- Geboren 05-12-1871 te Elburg
- Overleden 27-11-1942 te Auschwitz, Polen – 70 jaar
- D.v. Simon Beem, bakker, en Rozetta Lievendag
- Weduwe van Abraham Cohen, slager
- Geboren 27-09-1898 te Oldenzaal
- Overleden 27-11-1942 te Auschwitz, Polen – 44 jaar
- D.v. Abraham Cohen, slager, en Henriette Beem
Henriette was van december 1895 tot november 1897 dienstbode bij Abraham Cohen.
Ze kwam uit een arm gezin met zeven kinderen, waarvan er drie jong overleden. Haar moeder, geboren in Borne, overleed in 1926 en haar vader in 1934 te Elburg
In december 1897 trouwde ze met Abraham Cohen. Hij was een zoon van Isak Cohen en Betje Cutzien. Ze woonden aan de Grootestraat 22 te Oldenzaal. Ze kregen samen twee kinderen, waarvan de jongste als baby overleed. Haar man overleed al in 1925. Haar moeder overleed in 1926 en haar vader in 1934 te Elburg. Dochter Betje was kantoorbediende.
Henriette en dochter Betje kwamen op 18 november 1942 in kamp Westerbork. Ze gingen op 24 november op transport naar het concentratiekamp Auschwitz, waar ze kort na aankomst werden omgebracht.
Holocaustslachtoffers, evenals broer Jozeph met deels zijn gezin, en de ongehuwde broers Ezechiël, David en Samuel. Van de familie van haar man is zijn broer Juda omgekomen.
Joods monument en Stolpersteine te Oldenzaal.
Nationaal Holocaust Namenmonument te Amsterdam.
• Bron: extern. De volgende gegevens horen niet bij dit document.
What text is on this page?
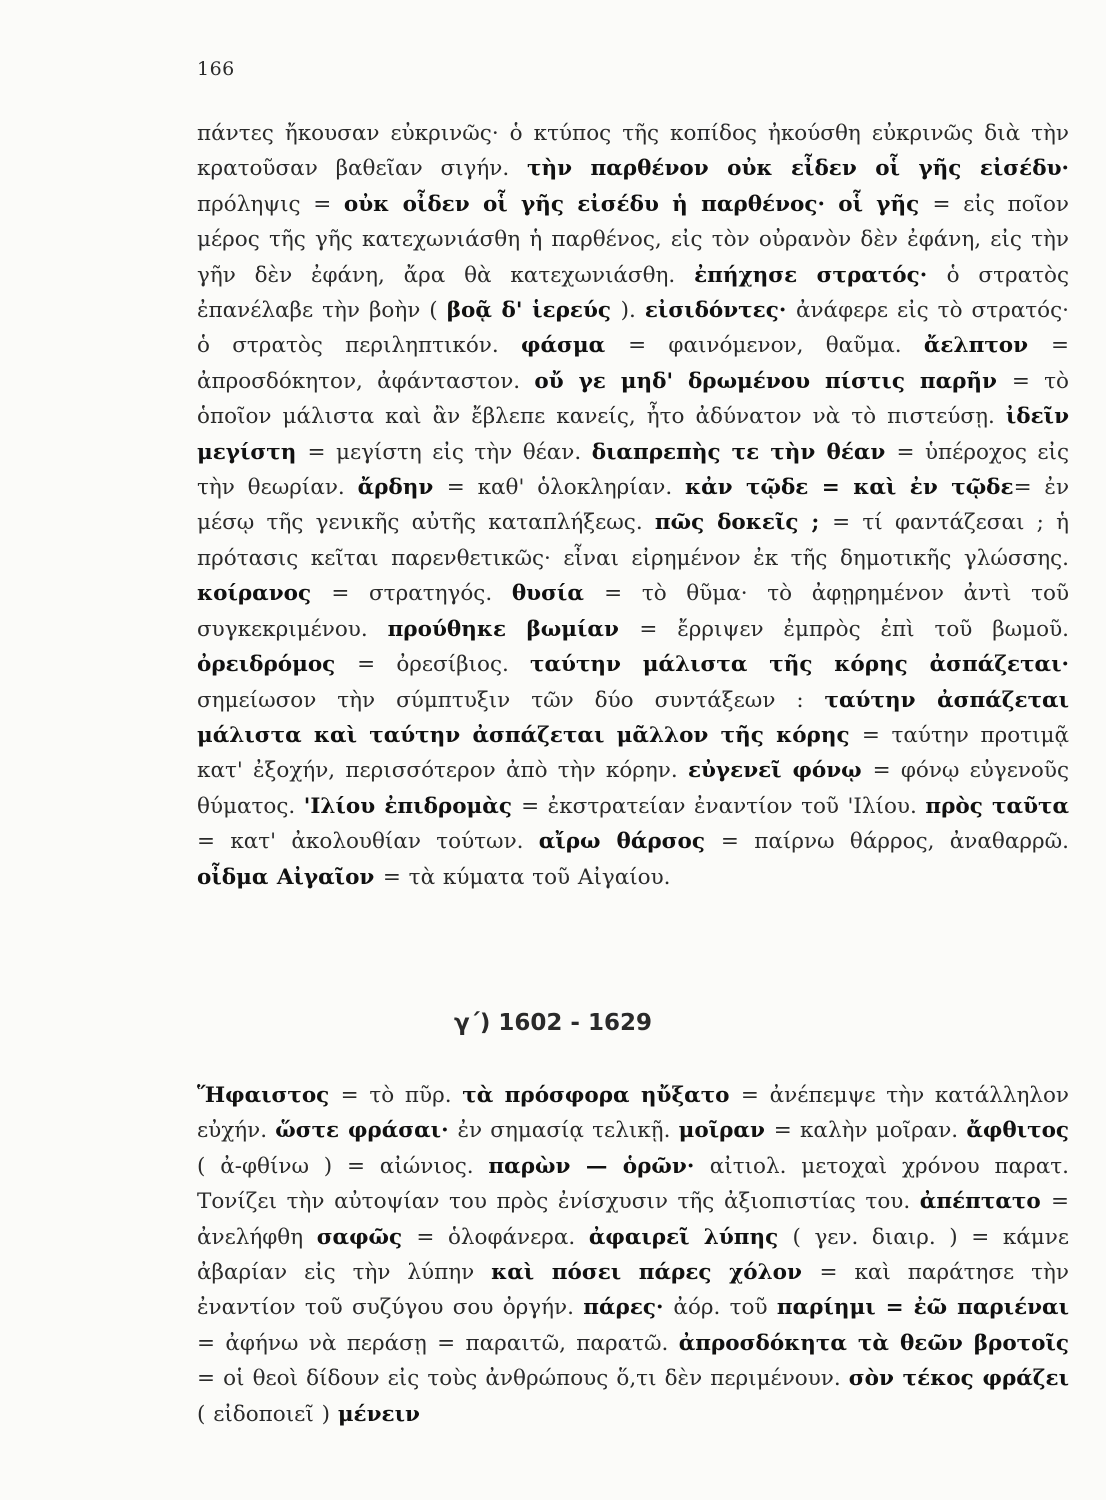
166
πάντες ἤκουσαν εὐκρινῶς· ὁ κτύπος τῆς κοπίδος ἠκούσθη εὐκρινῶς διὰ τὴν κρατοῦσαν βαθεῖαν σιγήν. τὴν παρθένον οὐκ εἶδεν οἷ γῆς εἰσέδυ· πρόληψις = οὐκ οἶδεν οἷ γῆς εἰσέδυ ἡ παρθένος· οἷ γῆς = εἰς ποῖον μέρος τῆς γῆς κατεχωνιάσθη ἡ παρθένος, εἰς τὸν οὐρανὸν δὲν ἐφάνη, εἰς τὴν γῆν δὲν ἐφάνη, ἄρα θὰ κατεχωνιάσθη. ἐπήχησε στρατός· ὁ στρατὸς ἐπανέλαβε τὴν βοὴν ( βοᾷ δ' ἱερεύς ). εἰσιδόντες· ἀνάφερε εἰς τὸ στρατός· ὁ στρατὸς περιληπτικόν. φάσμα = φαινόμενον, θαῦμα. ἄελπτον = ἀπροσδόκητον, ἀφάνταστον. οὔ γε μηδ' δρωμένου πίστις παρῆν = τὸ ὁποῖον μάλιστα καὶ ἂν ἔβλεπε κανείς, ἦτο ἀδύνατον νὰ τὸ πιστεύσῃ. ἰδεῖν μεγίστη = μεγίστη εἰς τὴν θέαν. διαπρεπὴς τε τὴν θέαν = ὑπέροχος εἰς τὴν θεωρίαν. ἄρδην = καθ' ὁλοκληρίαν. κἀν τῷδε = καὶ ἐν τῷδε= ἐν μέσῳ τῆς γενικῆς αὐτῆς καταπλήξεως. πῶς δοκεῖς ; = τί φαντάζεσαι ; ἡ πρότασις κεῖται παρενθετικῶς· εἶναι εἰρημένον ἐκ τῆς δημοτικῆς γλώσσης. κοίρανος = στρατηγός. θυσία = τὸ θῦμα· τὸ ἀφῃρημένον ἀντὶ τοῦ συγκεκριμένου. προύθηκε βωμίαν = ἔρριψεν ἐμπρὸς ἐπὶ τοῦ βωμοῦ. ὀρειδρόμος = ὀρεσίβιος. ταύτην μάλιστα τῆς κόρης ἀσπάζεται· σημείωσον τὴν σύμπτυξιν τῶν δύο συντάξεων : ταύτην ἀσπάζεται μάλιστα καὶ ταύτην ἀσπάζεται μᾶλλον τῆς κόρης = ταύτην προτιμᾷ κατ' ἐξοχήν, περισσότερον ἀπὸ τὴν κόρην. εὐγενεῖ φόνῳ = φόνῳ εὐγενοῦς θύματος. 'Ιλίου ἐπιδρομὰς = ἐκστρατείαν ἐναντίον τοῦ 'Ιλίου. πρὸς ταῦτα = κατ' ἀκολουθίαν τούτων. αἴρω θάρσος = παίρνω θάρρος, ἀναθαρρῶ. οἶδμα Αἰγαῖον = τὰ κύματα τοῦ Αἰγαίου.
γ΄) 1602 - 1629
Ἥφαιστος = τὸ πῦρ. τὰ πρόσφορα ηὔξατο = ἀνέπεμψε τὴν κατάλληλον εὐχήν. ὥστε φράσαι· ἐν σημασίᾳ τελικῇ. μοῖραν = καλὴν μοῖραν. ἄφθιτος ( ἀ-φθίνω ) = αἰώνιος. παρὼν — ὁρῶν· αἰτιολ. μετοχαὶ χρόνου παρατ. Τονίζει τὴν αὐτοψίαν του πρὸς ἐνίσχυσιν τῆς ἀξιοπιστίας του. ἀπέπτατο = ἀνελήφθη σαφῶς = ὁλοφάνερα. ἀφαιρεῖ λύπης ( γεν. διαιρ. ) = κάμνε ἀβαρίαν εἰς τὴν λύπην καὶ πόσει πάρες χόλον = καὶ παράτησε τὴν ἐναντίον τοῦ συζύγου σου ὀργήν. πάρες· ἀόρ. τοῦ παρίημι = ἐῶ παριέναι = ἀφήνω νὰ περάσῃ = παραιτῶ, παρατῶ. ἀπροσδόκητα τὰ θεῶν βροτοῖς = οἱ θεοὶ δίδουν εἰς τοὺς ἀνθρώπους ὅ,τι δὲν περιμένουν. σὸν τέκος φράζει ( εἰδοποιεῖ ) μένειν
De woning aan de Grootestraat 22 (9 kamers en keuken) was in het bezit van Henriette Cohen-Beem. Na de ontneming werd deze woning op 30 maart 1943 voor het bedrag van 6.000 gulden verkocht aan de dames Tithof. De woning werd voordien nog tijdelijk bewoond door Hermann Max Hohenstein, nadat hij gedwongen zijn huis aan de Lyceumstraat moest verlaten. Er volgde rechtsherstel, waarna de woning in 1954 door de erfgenamen voor 9.100 gulden werd verkocht aan A.F.G. Solders, koopman, uit Oldenzaal.